Bunun bir benzerini Ermeni Soykırımı tartışmalarında görebiliriz. Bazı liberal aydınlar, Türkiye Devleti'nin soykırım yaptığını kabul etmesini ve devletin bunun için özür dilemesini isterler. Soykırım iddialarına karşı çıkan kesimin aydınları ise asla özür dilemeyeceklerini söylerler. Bu iki kesim arasında asıl "ahlakçı" duruşu, Ermeni soykırımını tanımayan kesimin gerçekleştirdiğini söylemek mümkündür. Çünkü birilerinden yapıldığını düşündüğünüz bir davranıştan dolayı özür dilemesini istemeniz, kendi içinde hiç de tutarlı bir davranış değildir. Bu ancak bir temenni olabilir ama onun ötesine geçmemelidir. Elbette gerçekleşmiş bir soykırımı tanımak ve bunun için pişman olduğunu söylemek çok asil bir davranıştır ve içten içe muhatabınızdan bunu yapmasını istemeniz de gayet anlaşılırdır. Oysa "soykırım yapıldığını kabul etmelisin" veya "soykırım yapıldığı için özür dilemelisin" demek kişinin kendi iradesi dışında ondan duyarlı bir davranış beklemek demektir. Kişinin başkasının isteği üzerine pişman olduğunu söylemesi, pişman olduğunun duyulmasını isteyen taraflarca makul karşılanabilir mi? Üstelik bu, gerçekten ahlaki bir duruş olabilecek fırsatı avucumuzun içinden kaçırmak anlamına da gelecektir. Ertuğrul Özkök'ün Ahmet Kaya'dan özür dilemesini istemek, bu isteğin hemen ardından gerçekleşse, bu durum içinize sinecek midir? Arkadaşının defterini karalayan öğrenciden bunun için özür dilemesini istediğinizde ve öğrenci gönülsüzce özür dilediğinde bu gerçek bir özür olmayacağı gibi, ileride edilecek gerçek bir özrü de engelleyecektir. Öğrenci iki hafta geçtikten sonra hala özür dilemediyse ve artık bir gün özür dilemeye karar verdiyse, tam özür dileyeceği o gün öğretmeni ona bakıp "hala özür dilemedin!" derse; öğrenci o gün özür dilemek istese bile artık özür dilemekten vaz geçecektir. Çünkü bu; özrün; "içten", kendi isteği ve iradesiyle değil; "dıştan", öğretmeninin zoruyla, kendi isteğinin dışında gerçekleştiğinin kanıtı gibi olacaktır. Demek ki ahlaksal bir duruşmuş gibi görünen başkasından özür dilemesini istemek (üstelik haklı bile olsanız) tam tersine kişinin gerçekten özür dilemesini engelleyen, içinde ikiyüzlülük ve sahtelik barındıran bir ahlaksızlığa yol açabilir.
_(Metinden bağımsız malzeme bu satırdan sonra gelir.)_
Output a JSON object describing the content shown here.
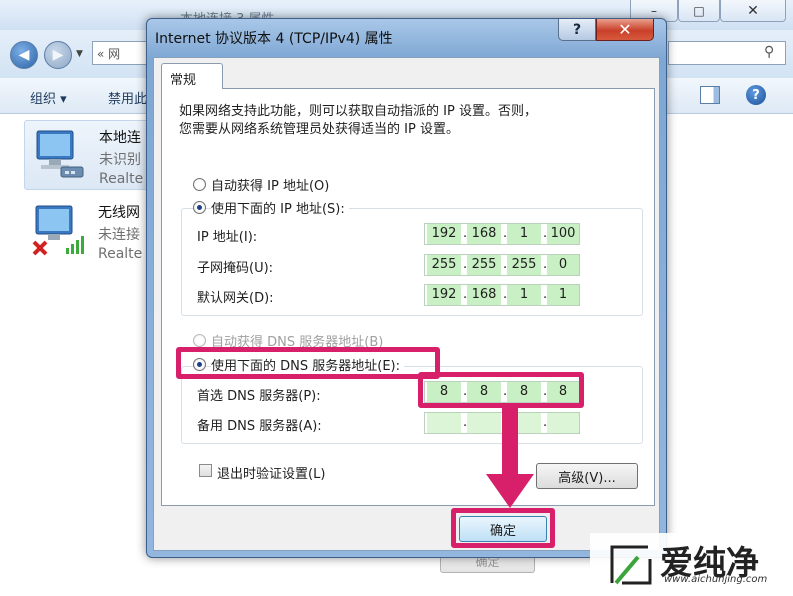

Bizim kültürümüzde özür dilemek yapılması en zor davranışlardan biridir. Hatta kişinin yetiştirilme şekline göre tamamen gerçek anlamda özür dilemektense ölmeyi yeğleyecek yığınla insan bulmak mümkündür. Peki, neden özür dilemekten bu kadar çok korkuyoruz? Özür dilemenin çağrıştırdığı anlamda gizli bir eziklik saklıdır. "Sözünden dönen namerttir", "tükürüğümü yalamam", "pazara değil mezara kadar" sözlerinin gösterdiği gibi "laf ağızdan bir kere çıkar". Bu, öylesine kanıksanmış bir davranış haline gelmiştir ki, erkekliğin ölçütlerinden biri kabul edilir. Dolayısıyla aslında basitçe özür dilenmesi gereken yerlerde bile çoğu kişi bunu bir çeşit negatif bir şekilde algıladığından asla özür dilemez. Bu özür dilememe davranışının altında yatan asıl neden kişinin pişman olmaması, üzgün olmaması değil; bizzat sadece sözünden dönerse hissedeceği travmadır. Bu açıdan özür dilemeyen kişiler dogmatik bir bataklığa saplanıp kalmış, son derece gerici tiplerdir. Oysa bu tür kültürel kodlarla şartlanmamış ve zihniyeti gayet demokrat olan kişiler rahatlıkla özür dileyebilirler. Özür dilemek, onların dünyasında zorlukla karar verilecek bir durum değildir; bu kişiler sadece içinde bulunulan anı düşünüp, bunu kendi süzgecinden geçirirler ve hata ettiklerini veya karşıdakini üzdüklerini düşündükleri anda özür dileyerek rahatlarlar. Fakat özür dileyemeyen ve bu konuda "başarısız" olan tiplere kısaca "gerici" derken; özür dileyenlerin otomatikman -tıpkı özrün taşıdığı anlamda olduğu gibi- "ilerici" oldukları söylenemez.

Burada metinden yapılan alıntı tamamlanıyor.